8 Eylül 2011 Perşembe

Vilnius'tan Kısa Kısa...

Olmadı... Evet, 1/18 ile üçlük atan Kerem Tunçeri'nin topu kullanması doğru değildi. Evet, Emir Preldzic'in 5 saniye hatasını yapması büyük hataydı. Peki, maçı buraya getirmek doğru muydu?

Fransa öyle bir takımdı ki, 40 dakika boyunca oyun konsantrasyonundan kopmamak lazımdı. Çünkü, rakibi böyle bir iniş-çıkış yaşadığında affetmezdi Fransızlar. Nitekim öyle de oldu. Tıpkı Polonya maçındaki gibi 3.çeyrekte çöktük. 10-0'lık seri bizi geri dönüşü olmayan bir yola soktu... Üstelik bu durumun sebeplerinden biri hakem değildi.

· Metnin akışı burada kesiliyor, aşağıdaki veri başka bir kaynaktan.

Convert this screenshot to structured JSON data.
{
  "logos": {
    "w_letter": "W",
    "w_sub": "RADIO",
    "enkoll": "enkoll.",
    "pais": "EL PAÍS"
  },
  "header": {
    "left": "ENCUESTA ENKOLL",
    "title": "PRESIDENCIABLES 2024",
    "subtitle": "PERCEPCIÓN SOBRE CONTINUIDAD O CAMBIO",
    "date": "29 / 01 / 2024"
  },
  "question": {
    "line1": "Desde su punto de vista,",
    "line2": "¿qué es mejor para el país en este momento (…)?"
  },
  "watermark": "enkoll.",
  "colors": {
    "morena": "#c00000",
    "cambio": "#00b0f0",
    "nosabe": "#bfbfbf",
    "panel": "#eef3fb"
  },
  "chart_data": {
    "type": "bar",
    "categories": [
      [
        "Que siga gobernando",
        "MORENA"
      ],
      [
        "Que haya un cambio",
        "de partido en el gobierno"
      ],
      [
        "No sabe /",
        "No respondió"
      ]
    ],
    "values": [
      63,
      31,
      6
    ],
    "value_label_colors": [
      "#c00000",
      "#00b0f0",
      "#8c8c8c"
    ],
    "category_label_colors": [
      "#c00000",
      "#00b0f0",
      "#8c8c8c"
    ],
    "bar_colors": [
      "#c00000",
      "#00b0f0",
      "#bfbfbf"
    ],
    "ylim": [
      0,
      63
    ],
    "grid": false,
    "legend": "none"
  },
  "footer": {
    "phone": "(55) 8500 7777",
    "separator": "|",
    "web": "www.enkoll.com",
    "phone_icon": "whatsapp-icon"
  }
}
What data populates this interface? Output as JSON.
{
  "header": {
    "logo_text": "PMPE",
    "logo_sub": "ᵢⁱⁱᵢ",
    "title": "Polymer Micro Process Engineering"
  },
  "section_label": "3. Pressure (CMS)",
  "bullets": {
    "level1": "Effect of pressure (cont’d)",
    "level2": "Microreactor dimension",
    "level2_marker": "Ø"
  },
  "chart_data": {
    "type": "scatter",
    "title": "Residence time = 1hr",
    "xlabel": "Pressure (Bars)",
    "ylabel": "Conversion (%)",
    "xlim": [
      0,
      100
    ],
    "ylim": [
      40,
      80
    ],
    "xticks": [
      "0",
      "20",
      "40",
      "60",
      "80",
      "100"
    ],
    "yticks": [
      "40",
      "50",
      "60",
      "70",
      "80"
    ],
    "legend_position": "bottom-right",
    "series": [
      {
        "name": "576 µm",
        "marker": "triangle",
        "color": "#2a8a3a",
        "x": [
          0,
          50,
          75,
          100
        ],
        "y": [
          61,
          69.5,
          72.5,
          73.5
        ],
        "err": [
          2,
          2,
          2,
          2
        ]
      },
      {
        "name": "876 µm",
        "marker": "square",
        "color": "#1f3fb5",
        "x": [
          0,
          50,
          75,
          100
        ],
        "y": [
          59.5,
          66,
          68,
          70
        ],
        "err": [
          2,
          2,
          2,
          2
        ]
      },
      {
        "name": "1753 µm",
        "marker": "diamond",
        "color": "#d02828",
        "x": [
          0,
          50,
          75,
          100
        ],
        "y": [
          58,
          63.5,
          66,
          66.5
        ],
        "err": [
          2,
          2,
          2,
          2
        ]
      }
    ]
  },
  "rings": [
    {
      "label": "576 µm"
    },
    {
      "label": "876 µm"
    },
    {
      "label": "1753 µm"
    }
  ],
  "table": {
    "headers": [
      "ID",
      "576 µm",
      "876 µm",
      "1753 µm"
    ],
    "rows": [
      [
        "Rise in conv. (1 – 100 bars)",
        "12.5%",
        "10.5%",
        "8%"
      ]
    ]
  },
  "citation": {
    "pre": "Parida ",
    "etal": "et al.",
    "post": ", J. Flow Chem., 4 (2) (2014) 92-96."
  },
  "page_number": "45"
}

 Kırılma anının yaşandığı o sekansa gelene kadar yaptığımız top kayıpları çok can sıkıcıydı. Genelde top kaybı sayısını  2 ile çarptığınızda çıkan rakam kadar potanızda sayı görürsünüz Fransa karşısında. Ancak milli takımın top kaybından doğan sayı yemeyi minimize etmesi Fransa'nın istediği tempoyu yakalamasını engelledi. Böylece skor açısından oyunda kalmayı başardık. Tony Parker ve Nicolas Batum'u birebir savunmada sıkıntı yaşamasak öne bile geçebilirdik.

Mağlubiyetten sonra herkesin dilinde 'gard sıkıntısı' vardı. Ben milli takıma karşı asla körü körüne saldırgan bir tavır takınılmaması gerektiğini düşünürüm. Orhun Ene ve Enes Kanter konusunda da böyleydi düşüncem. Ancak PG konusunda maalesef iyi şeyler söylemek mümkün değil. Daha kadro açıklandığında sıkıntı olacağı belliydi. Zaten Ender'den istikrarlı bir performans beklemek yanlış. Elinden gelenin en iyisini yapıyor ancak maalesef kalburüstü bir takımın ilk beş gardı olabilecek bir oyuncu değil. Kimi maçlarda kenardan gelerek ekstra oynamasına söyleyecek lafım yok, ama takıma verip verebileceği katkı da o kadar.

Kerem Tunçeri'de ise Litvanya maçındaki çarpışmadan sonra adını koyamadığım bir şeyler var. Formsuzluk desen yalan, isteksizlik desen yalan, ne desen yalan.  Ancak son üç maçtır kötü oynadığı aşikar. Takım onun eksikliğini fazlasıyla hissediyor. Preldzic ve Hido'nun uğraşları ise sadece kısa vadede katkı sağlıyor. Orhun Ene'nin bu konuda çaresiz olduğu ise Ender'i dün ilk beşte başlatmasından belli oluyor. Ve istemesem de aklım iki hafta öncesine gidiyor, Doğuş ve Barış Ermiş'in kadrodan çıkarıldığı günlere...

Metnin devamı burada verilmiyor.